Les projets de dépollution du lac Champlain pourront se poursuivre cette année. La Maison-Blanche a retiré sa proposition de sabrer dans les programmes environnementaux touchant les Grands Lacs et les lacs transfrontaliers.

Trump épargne le lac Champlain

Le lac Champlain ne fera pas les frais des compressions budgétaires du président des États-Unis Donald Trump. Le budget annuel de 5,5 millions de dollars américains (7 753 000 $ canadiens) versé au Lake Champlain Bassin Program sera reconduit cette année.

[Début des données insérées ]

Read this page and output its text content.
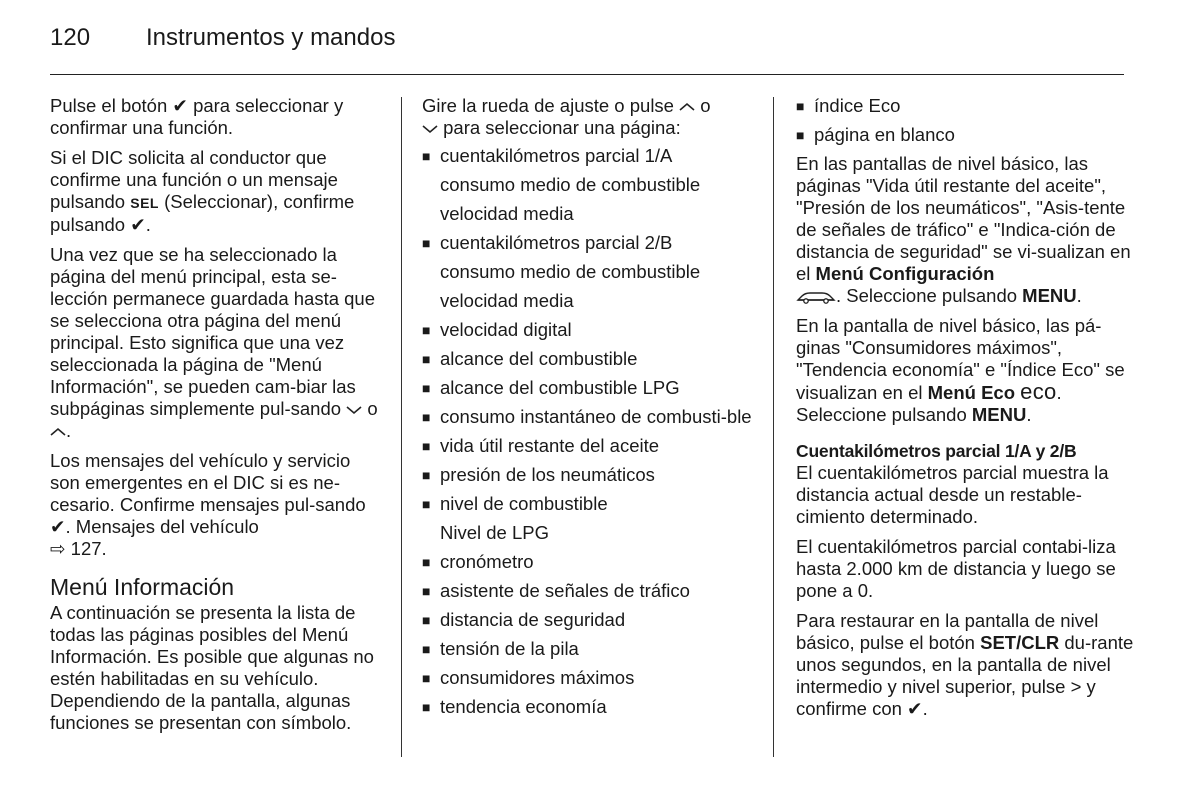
120 Instrumentos y mandos

Pulse el botón ✔ para seleccionar y confirmar una función.

Si el DIC solicita al conductor que confirme una función o un mensaje pulsando SEL (Seleccionar), confirme pulsando ✔.

Una vez que se ha seleccionado la página del menú principal, esta se-lección permanece guardada hasta que se selecciona otra página del menú principal. Esto significa que una vez seleccionada la página de "Menú Información", se pueden cam-biar las subpáginas simplemente pul-sando o .

Los mensajes del vehículo y servicio son emergentes en el DIC si es ne-cesario. Confirme mensajes pul-sando ✔. Mensajes del vehículo
⇨ 127.

Menú Información

A continuación se presenta la lista de todas las páginas posibles del Menú Información. Es posible que algunas no estén habilitadas en su vehículo. Dependiendo de la pantalla, algunas funciones se presentan con símbolo.

Gire la rueda de ajuste o pulse o
para seleccionar una página:

■ cuentakilómetros parcial 1/A
consumo medio de combustible
velocidad media
■ cuentakilómetros parcial 2/B
consumo medio de combustible
velocidad media
■ velocidad digital
■ alcance del combustible
■ alcance del combustible LPG
■ consumo instantáneo de combusti-ble
■ vida útil restante del aceite
■ presión de los neumáticos
■ nivel de combustible
Nivel de LPG
■ cronómetro
■ asistente de señales de tráfico
■ distancia de seguridad
■ tensión de la pila
■ consumidores máximos
■ tendencia economía
■ índice Eco
■ página en blanco

En las pantallas de nivel básico, las páginas "Vida útil restante del aceite", "Presión de los neumáticos", "Asis-tente de señales de tráfico" e "Indica-ción de distancia de seguridad" se vi-sualizan en el Menú Configuración
. Seleccione pulsando MENU.

En la pantalla de nivel básico, las pá-ginas "Consumidores máximos", "Tendencia economía" e "Índice Eco" se visualizan en el Menú Eco eco. Seleccione pulsando MENU.

Cuentakilómetros parcial 1/A y 2/B

El cuentakilómetros parcial muestra la distancia actual desde un restable-cimiento determinado.

El cuentakilómetros parcial contabi-liza hasta 2.000 km de distancia y luego se pone a 0.

Para restaurar en la pantalla de nivel básico, pulse el botón SET/CLR du-rante unos segundos, en la pantalla de nivel intermedio y nivel superior, pulse > y confirme con ✔.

« C'est une excellente nouvelle pour le lac. On doit remercier nos représentants au Congrès qui ont travaillé fort pour convaincre leurs collègues de l'importance de ce programme pour la qualité de l'eau du lac », explique Eric Howe, directeur du LCBP.
L'administration Trump avait annoncé à la mi-mars son intention de sabrer cette année dans maints programmes environnementaux fédéraux, dont des programmes touchant les Grands Lacs ainsi que les lacs transfrontaliers comme le lac Champlain. Le projet budgétaire de la Maison-Blanche proposait au Congrès des compressions de 31 % à l'EPA, soit l'agence de protection de l'environnement. Le LCBP obtient son financement de cette organisation.
Plusieurs représentants du congrès se sont opposés à ces compressions, dont des élus républicains d'États riverains des Grands Lacs. L'administration fédérale ayant besoin de leur appui pour l'adoption du budget, elle a retiré ses propositions concernant les programmes de protection de la qualité de l'eau des lacs, tributaires et estuaires.
Ce recul est une victoire importante pour quiconque s'intéresse à la santé des cours d'eau, estime M. Howe. « Le congrès a reconnu l'importance d'une eau de qualité partout au pays », a-t-il indiqué en entrevue vendredi.
Le Québec doit se réjouir du financement renouvelé du LCBP, soutient Pierre Leduc, président de l'Organisme de bassin versant de la baie Missisquoi. Cette organisation, rappelle-t-il, initie de nombreux projets pour réduire la pollution dans le lac Champlain duquel fait partie la baie Missisquoi tout au nord du plan d'eau. Une soixantaine de projets ont été menés en 2016. « On a besoin des Américains pour régler les problèmes du lac. On n'y arrivera pas tout seul. »
Source d'eau potable
L'eau potable de 145 000 personnes dans les États du Vermont et de New York provient du lac Champlain, note M. Leduc. Au Québec, dit-il, le lac est la source d'eau des résidants de la ville de Bedford. Et la rivière Richelieu, qui tire son eau du lac Champlain, précise-t-il, alimente des municipalités dont la population regroupée est de 240 000. « On doit s'intéresser à ce qui se passe chez nos voisins », insiste-t-il.
Bien que la volte-face de l'administration fédérale américaine le réjouisse, M. Leduc se montre prudent. Les programmes environnementaux demeurent vulnérables puisqu'ils sont liés à des décisions politiques. « Ils sont à la merci de changements idéologiques. C'est fragile parce que des politiciens contrôlent tout ça. »
La protection de l'environnement, croit M. Leduc, devrait être enchâssée dans les constitutions des pays. « Notre Charte des droits devrait inclure le droit de vivre dans un environnement sain. »
M. Howe n'entend pas relever sa visière pour autant. Il souligne le caractère imprévisible du président Trump. « D'ici à ce que nous obtenions notre financement, bien des choses peuvent se produire. »
Le conseil d'administration du LCBP se réunira mardi matin au Domaine l'Orpailleur à Dunham. L'organisme compte quelques membres du Québec. La rencontre est publique.